Getting them out of the casserole dish required a bit of persuasion with a spatula, always dangerous.
I took them outside to the picnic table for a few shots. The sun was going down in a brilliant blue sky -- the first lovely day in a week or more of rain.
The loaves look and smell wheaten.
Sliced into the unenhanced loaf the next morning. Despite its misshapen appearance, the bread's crumb looks similar to the bread I made the other day with my blunder -- perhaps even a bit of a tighter crumb. I suspect that this is because the blunderbread I made the other day had a longer bulk fermentation (it could, of course, and this one couldn't. Why? Because all the material in this loaf is already fermented, and I had to add extra wheat to that blunderbread to get it to adhere together.)

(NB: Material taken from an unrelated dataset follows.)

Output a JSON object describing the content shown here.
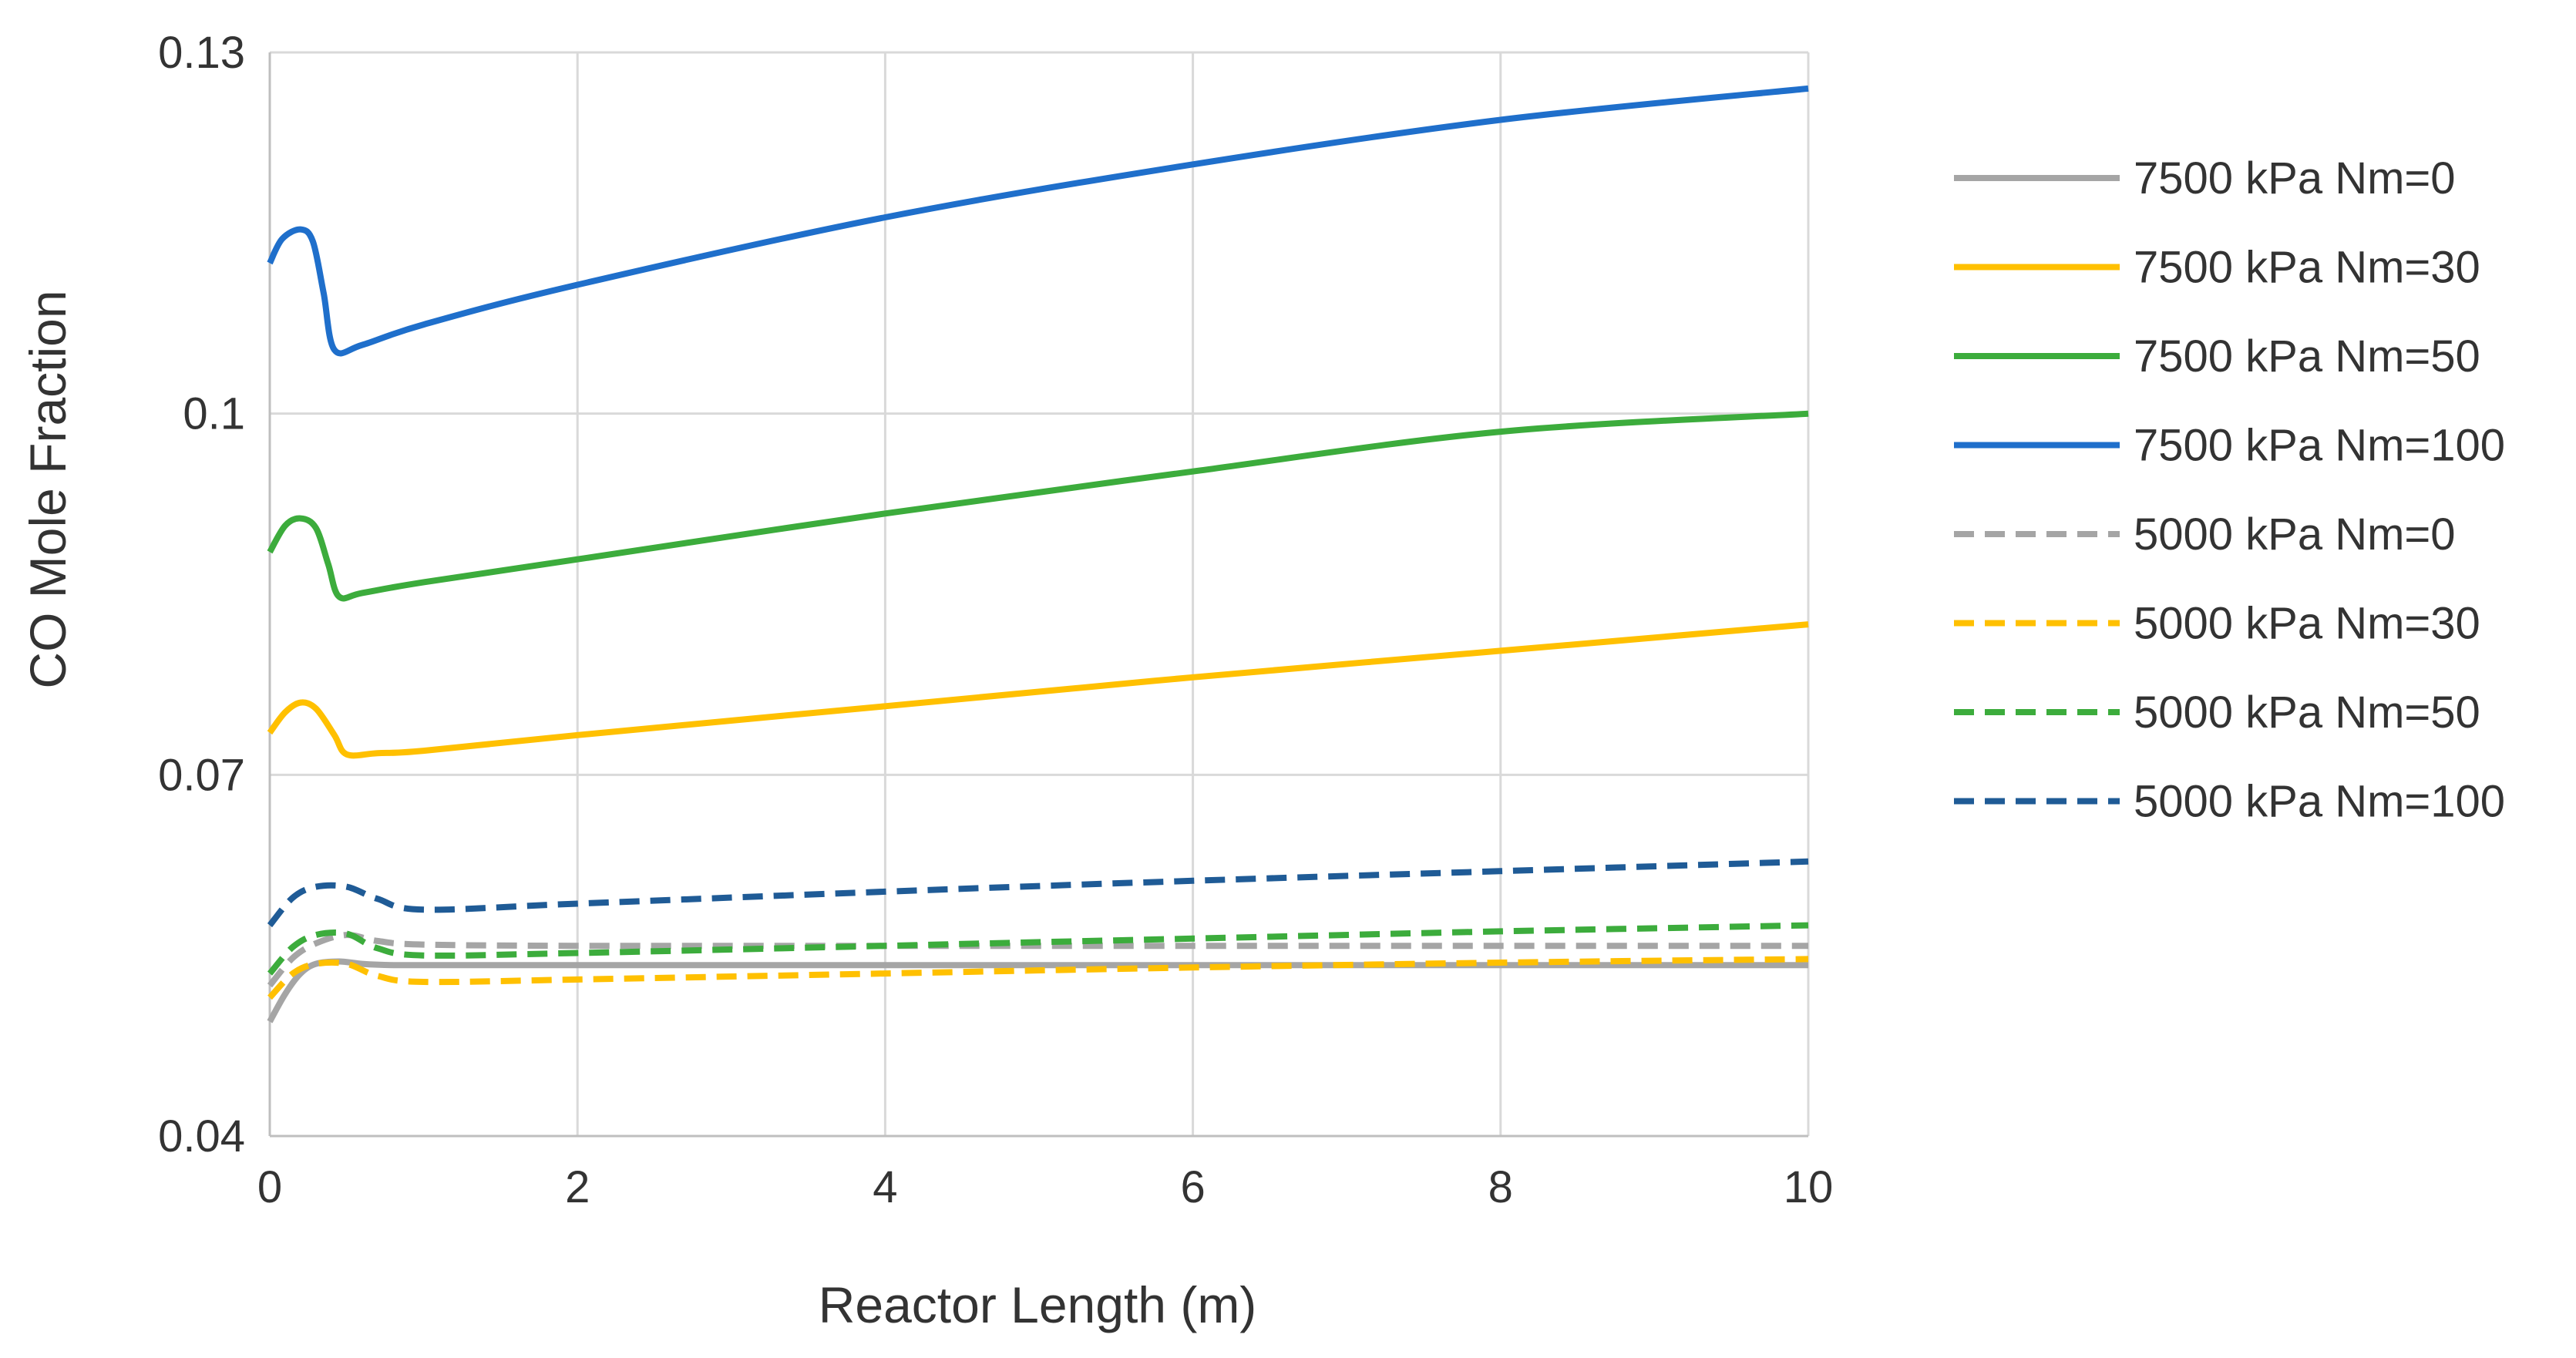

The crust is substantially crunchier. I suspect that this is merely a result of how it was made (and perhaps how hot I made it). Depends upon what you want in a bread, I guess. I enjoy this. My mother-in-law would break her tooth on it.
Notes to Myself
- These look okay. But the crust might be a trifle too crunchy. Would it have been better to try to rub something on them, to moisten them during the last few moments of the baking? Recently Shao-Ping -- who is easily THE BEST bread-blogger in the world today (even if she claims not to like the taste of whole wheat breads, and even if she has decided she cannot get the bread results she likes by using 100% whole grains, and even if she claims to be burning herself out recently!) did an interesting looking garlic-wash during the last 5-10 minutes of baking. That looked good. Try that some time.
- What have you decided, about keeping the sourdough starter out for 24 hours? Probably not the best idea, but because of my working situation, and my full fridge situation, I couldn't really correct this. Next time, I think I'd like to leave it in the fridge after 2 hours of room temp, if at all possible. It wasn't, this time.
- Now I've made this a few different ways. I know I haven't mastered it, but I'm comfortable with the possibilities. Time to move on.